After determining that a defendant "has violated the conditions of probation and suspension by a preponderance of the evidence, the trial judge shall have the right . . . to revoke the probation and suspension of sentence, and . . . [c]ause the defendant to commence the execution of the judgment as originally entered, or otherwise, in accordance with § 40-35-310[.]" T.C.A. § 40-35-311(e) (2012). Probation revocation rests within the sound discretion of the trial court, and this court will not disturb the trial court's ruling absent an abuse of that discretion. State v. Shaffer, 45 S.W.3d 553, 554 (Tenn. 2001) (citing State v. Harkins, 811 S.W.2d 79, 82 (Tenn. 1991)). To establish an abuse of discretion, "there must be no substantial evidence to support the conclusion of the trial court that a violation of the conditions of probation has occurred." Id. (citing Harkins, 811 S.W.2d at 82). Once the trial court decides to revoke a defendant's probation, it may (1) order confinement; (2) order the sentence into execution as initially entered, or, in other words, begin the probationary sentence anew; (3) return the defendant to probation on modified conditions as necessary; or (4) extend the probationary period by up to two years. See State v. Hunter, 1 S.W.3d 643, 647 (Tenn. 1999) (citations omitted); State v. Larry Lee Robertson, No. M2012-02128-CCA-R3CD, 2013 WL 1136588, at *2 (Tenn. Crim. App. Mar. 19, 2013); State v. Christopher Burress, No. E2012-00861-CCA-R3-CD, 2013 WL 1097809, at *6 (Tenn. Crim. App. Mar. 18, 2013); T.C.A. §§ 40-35-308, -310, -311 (2012). The trial court determines the credibility of the witnesses in a probation revocation hearing. State v. Mitchell, 810 S.W.2d 733, 735 (Tenn. Crim. App. 1991) (citing Carver v. State, 570 S.W.2d 872 (Tenn. Crim. App. 1978)).

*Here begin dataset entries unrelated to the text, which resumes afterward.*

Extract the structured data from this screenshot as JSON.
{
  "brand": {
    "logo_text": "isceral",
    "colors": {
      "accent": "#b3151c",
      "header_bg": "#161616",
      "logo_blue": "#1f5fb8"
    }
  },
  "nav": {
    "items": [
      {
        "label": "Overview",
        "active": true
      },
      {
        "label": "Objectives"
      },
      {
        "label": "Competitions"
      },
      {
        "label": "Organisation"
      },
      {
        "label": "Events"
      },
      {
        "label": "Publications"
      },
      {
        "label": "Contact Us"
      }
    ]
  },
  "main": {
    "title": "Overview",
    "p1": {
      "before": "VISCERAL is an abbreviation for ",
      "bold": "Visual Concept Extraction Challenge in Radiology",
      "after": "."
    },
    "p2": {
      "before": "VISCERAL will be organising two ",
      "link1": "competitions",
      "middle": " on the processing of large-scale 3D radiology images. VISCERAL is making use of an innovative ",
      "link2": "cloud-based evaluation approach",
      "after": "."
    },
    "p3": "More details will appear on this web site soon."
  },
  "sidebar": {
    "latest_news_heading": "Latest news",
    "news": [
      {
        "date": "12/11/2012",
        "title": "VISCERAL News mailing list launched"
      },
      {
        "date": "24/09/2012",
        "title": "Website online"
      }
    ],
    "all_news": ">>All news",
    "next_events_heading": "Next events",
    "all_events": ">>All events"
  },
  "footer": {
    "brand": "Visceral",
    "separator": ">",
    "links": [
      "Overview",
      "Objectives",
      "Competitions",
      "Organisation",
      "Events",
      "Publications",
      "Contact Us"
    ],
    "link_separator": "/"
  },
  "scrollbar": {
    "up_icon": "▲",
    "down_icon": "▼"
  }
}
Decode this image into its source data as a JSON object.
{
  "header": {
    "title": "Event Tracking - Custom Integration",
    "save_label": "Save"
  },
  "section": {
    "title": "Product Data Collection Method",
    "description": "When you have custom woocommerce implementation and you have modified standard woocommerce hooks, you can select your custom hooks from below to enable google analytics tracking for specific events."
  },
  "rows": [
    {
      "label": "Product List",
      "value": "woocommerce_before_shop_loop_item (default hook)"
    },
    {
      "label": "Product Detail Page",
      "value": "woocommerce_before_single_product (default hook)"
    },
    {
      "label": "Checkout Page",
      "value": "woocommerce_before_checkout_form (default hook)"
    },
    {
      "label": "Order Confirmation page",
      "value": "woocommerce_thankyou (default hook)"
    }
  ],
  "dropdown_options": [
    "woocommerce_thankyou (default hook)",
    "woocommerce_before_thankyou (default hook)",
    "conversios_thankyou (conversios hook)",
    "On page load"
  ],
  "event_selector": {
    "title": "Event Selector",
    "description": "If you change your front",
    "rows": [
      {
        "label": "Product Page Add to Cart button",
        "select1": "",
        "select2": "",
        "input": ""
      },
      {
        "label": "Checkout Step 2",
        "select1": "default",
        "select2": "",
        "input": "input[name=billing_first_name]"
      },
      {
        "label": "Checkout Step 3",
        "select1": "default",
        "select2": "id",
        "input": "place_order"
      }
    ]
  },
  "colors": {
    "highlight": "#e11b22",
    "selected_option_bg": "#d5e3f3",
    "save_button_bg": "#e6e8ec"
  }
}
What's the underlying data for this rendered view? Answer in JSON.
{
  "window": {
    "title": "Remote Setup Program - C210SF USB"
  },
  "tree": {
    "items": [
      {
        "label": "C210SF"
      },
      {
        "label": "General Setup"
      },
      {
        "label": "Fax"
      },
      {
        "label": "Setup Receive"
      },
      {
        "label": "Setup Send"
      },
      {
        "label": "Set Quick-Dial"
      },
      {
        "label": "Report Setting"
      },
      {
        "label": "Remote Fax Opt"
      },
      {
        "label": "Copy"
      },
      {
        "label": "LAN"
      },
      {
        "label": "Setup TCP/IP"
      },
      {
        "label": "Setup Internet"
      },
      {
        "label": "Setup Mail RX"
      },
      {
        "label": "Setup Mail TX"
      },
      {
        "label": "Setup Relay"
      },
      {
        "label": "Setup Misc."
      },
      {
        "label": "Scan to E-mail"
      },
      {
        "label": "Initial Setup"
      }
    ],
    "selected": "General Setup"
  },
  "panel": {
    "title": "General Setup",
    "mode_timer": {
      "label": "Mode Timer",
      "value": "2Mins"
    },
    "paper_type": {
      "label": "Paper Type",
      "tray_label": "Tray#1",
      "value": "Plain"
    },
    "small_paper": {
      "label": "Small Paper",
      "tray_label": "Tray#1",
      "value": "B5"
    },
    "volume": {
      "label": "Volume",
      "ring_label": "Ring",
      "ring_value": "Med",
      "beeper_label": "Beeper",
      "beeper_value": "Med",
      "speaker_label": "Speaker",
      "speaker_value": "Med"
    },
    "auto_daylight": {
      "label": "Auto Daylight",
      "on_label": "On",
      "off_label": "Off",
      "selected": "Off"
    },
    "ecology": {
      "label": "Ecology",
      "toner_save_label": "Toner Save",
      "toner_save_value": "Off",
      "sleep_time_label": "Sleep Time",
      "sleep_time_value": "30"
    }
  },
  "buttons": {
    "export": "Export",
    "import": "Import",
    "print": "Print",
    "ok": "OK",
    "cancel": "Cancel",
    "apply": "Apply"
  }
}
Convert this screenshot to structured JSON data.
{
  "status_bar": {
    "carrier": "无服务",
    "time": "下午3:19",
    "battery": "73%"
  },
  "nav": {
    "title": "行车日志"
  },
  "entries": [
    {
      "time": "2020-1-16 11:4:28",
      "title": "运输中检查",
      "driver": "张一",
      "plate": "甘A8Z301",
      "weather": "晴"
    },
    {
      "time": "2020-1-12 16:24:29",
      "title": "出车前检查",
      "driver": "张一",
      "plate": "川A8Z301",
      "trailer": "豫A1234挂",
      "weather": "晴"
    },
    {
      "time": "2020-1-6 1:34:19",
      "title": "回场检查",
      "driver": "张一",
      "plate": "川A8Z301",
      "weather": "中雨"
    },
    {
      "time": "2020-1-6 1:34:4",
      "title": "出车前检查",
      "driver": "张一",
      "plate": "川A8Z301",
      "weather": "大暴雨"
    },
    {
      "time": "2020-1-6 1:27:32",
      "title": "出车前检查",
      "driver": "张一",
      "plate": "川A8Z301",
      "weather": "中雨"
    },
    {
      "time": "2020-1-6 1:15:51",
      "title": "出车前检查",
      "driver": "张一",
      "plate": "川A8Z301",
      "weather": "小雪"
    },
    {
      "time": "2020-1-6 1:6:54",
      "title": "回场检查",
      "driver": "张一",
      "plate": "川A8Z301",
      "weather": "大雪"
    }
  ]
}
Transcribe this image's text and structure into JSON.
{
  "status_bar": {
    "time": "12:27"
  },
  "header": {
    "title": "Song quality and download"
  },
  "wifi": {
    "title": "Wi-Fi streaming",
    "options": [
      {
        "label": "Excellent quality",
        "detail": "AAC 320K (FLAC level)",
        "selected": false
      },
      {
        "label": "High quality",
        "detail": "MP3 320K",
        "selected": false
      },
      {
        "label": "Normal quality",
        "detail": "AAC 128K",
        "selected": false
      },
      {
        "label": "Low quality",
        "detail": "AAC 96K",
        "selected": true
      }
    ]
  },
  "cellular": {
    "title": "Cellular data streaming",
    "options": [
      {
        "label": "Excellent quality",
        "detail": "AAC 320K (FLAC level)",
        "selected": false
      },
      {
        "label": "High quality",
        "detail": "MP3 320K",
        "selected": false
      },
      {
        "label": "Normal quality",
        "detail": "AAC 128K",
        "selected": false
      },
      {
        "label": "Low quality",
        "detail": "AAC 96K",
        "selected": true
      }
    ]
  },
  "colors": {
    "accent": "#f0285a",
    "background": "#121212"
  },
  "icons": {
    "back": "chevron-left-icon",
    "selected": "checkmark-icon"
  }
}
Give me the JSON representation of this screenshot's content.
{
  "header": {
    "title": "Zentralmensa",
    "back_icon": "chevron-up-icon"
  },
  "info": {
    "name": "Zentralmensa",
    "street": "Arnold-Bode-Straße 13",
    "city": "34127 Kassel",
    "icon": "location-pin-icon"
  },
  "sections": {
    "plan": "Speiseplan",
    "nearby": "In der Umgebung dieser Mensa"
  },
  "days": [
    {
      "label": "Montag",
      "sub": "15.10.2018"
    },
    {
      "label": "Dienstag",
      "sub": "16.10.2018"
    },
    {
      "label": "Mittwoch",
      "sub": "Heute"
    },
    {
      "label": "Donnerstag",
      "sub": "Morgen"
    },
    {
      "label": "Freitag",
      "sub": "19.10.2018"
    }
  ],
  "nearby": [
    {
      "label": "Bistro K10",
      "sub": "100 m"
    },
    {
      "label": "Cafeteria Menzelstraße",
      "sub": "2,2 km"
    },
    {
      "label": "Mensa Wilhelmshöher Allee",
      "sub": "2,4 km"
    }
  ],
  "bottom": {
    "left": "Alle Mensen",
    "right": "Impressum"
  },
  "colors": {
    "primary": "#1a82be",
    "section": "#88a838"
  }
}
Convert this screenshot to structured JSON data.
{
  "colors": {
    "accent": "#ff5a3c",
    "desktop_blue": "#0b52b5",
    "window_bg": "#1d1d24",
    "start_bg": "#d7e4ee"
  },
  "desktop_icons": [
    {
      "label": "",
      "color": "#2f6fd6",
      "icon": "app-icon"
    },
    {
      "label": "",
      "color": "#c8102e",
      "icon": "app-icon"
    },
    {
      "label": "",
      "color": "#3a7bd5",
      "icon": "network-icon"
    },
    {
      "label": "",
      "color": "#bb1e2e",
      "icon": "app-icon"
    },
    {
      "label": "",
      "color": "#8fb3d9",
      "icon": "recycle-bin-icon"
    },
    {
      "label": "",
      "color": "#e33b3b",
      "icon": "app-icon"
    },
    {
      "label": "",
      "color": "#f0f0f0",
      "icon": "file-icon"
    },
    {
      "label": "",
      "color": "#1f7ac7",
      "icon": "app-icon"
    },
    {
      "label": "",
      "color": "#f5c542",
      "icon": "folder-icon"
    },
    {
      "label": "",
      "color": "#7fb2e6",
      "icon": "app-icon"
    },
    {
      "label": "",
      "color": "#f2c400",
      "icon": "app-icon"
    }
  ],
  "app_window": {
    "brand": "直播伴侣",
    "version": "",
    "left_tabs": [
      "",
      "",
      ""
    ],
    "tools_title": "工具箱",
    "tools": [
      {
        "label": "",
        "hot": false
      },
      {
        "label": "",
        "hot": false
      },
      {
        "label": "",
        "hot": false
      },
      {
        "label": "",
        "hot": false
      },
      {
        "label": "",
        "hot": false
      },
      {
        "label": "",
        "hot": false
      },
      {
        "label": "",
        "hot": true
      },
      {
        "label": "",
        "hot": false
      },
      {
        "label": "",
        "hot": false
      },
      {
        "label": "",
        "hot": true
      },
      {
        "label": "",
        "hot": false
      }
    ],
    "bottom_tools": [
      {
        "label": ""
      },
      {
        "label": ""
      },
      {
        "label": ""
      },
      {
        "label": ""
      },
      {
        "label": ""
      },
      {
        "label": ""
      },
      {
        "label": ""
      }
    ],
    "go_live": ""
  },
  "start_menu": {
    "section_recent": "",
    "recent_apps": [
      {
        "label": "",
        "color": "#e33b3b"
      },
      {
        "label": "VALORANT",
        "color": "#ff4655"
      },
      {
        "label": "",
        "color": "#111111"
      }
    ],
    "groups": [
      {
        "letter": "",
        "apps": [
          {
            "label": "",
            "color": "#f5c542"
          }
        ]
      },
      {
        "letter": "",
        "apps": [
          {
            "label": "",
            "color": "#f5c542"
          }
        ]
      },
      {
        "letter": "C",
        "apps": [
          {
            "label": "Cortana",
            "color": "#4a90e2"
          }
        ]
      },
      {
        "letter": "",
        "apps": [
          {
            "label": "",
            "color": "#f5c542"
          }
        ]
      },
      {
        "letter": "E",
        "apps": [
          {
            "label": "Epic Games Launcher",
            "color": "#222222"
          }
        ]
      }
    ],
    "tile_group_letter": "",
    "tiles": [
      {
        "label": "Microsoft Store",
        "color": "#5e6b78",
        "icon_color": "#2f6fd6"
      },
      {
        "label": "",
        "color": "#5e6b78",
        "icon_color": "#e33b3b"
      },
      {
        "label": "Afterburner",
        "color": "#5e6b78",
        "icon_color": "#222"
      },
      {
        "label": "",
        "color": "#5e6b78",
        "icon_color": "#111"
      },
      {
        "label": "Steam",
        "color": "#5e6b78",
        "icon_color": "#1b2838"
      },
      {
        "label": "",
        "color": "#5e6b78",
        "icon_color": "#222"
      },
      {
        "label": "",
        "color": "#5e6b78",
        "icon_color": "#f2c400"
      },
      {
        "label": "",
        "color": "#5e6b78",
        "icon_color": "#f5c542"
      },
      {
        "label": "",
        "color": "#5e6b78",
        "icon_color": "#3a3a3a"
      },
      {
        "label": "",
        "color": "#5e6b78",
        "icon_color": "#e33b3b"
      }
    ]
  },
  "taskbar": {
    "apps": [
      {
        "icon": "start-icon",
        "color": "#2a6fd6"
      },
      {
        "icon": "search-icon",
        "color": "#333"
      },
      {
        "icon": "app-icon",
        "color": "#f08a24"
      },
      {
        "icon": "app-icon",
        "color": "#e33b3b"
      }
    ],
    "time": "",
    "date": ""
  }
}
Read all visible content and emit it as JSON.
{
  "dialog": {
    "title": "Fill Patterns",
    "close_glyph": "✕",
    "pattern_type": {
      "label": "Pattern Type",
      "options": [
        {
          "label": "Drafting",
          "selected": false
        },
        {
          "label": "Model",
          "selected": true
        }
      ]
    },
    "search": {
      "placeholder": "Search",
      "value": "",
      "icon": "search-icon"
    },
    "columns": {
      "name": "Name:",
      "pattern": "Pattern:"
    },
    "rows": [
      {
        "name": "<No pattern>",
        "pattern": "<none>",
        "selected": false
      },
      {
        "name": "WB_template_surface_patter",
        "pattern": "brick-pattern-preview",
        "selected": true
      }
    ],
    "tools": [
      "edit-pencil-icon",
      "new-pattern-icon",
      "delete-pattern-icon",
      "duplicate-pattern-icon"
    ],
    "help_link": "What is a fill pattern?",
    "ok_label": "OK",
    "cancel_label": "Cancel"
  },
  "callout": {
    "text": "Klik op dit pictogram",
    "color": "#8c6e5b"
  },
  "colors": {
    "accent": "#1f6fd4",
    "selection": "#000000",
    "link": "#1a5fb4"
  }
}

In support of its order revoking the Defendant-Appellant's probation, the trial court stated:
This is not the first time. He's had previous revocations, same problem. This, I was cornered, which is a self-defense issue being raised here. It was certainly not successful below. He was convicted. And therefore, I am going to revoke him to serve the balance of his sentence.
In challenging the court's imposition of confinement, the Defendant-Appellant insists that, "the sentence imposed was not that which was deserved for the committed infraction of the rules of probation." He argues that a sentence of split confinement would be more commensurate with the totality of the circumstances surrounding the violation because he was acting in self-defense. However, the trial court fully considered the testimony regarding this issue at the revocation hearing and determined, based on the conviction in general sessions court, that it was not credible. Moreover, the trial court revoked the Defendant-Appellant's probation because this was his second violation of probation involving domestic violence assault. The record more than supports the trial court's revocation of the Defendant-Appellant's probation and imposition of confinement. See State v. Jeffrey A. Warfield, No. 01C01-9711-CC-00504, 1999 WL 61065, at *2 (Tenn. Crim. App. Feb. 10, 1999), perm. app. denied (Tenn. June 28, 1999) (holding that "an accused, already on probation, is not entitled to a second grant of probation or another form of alternative sentencing"). Discerning no abuse of discretion, the Defendant-Appellant is not entitled to relief.
Upon our review, we affirm the judgment of the Marshall County Circuit Court.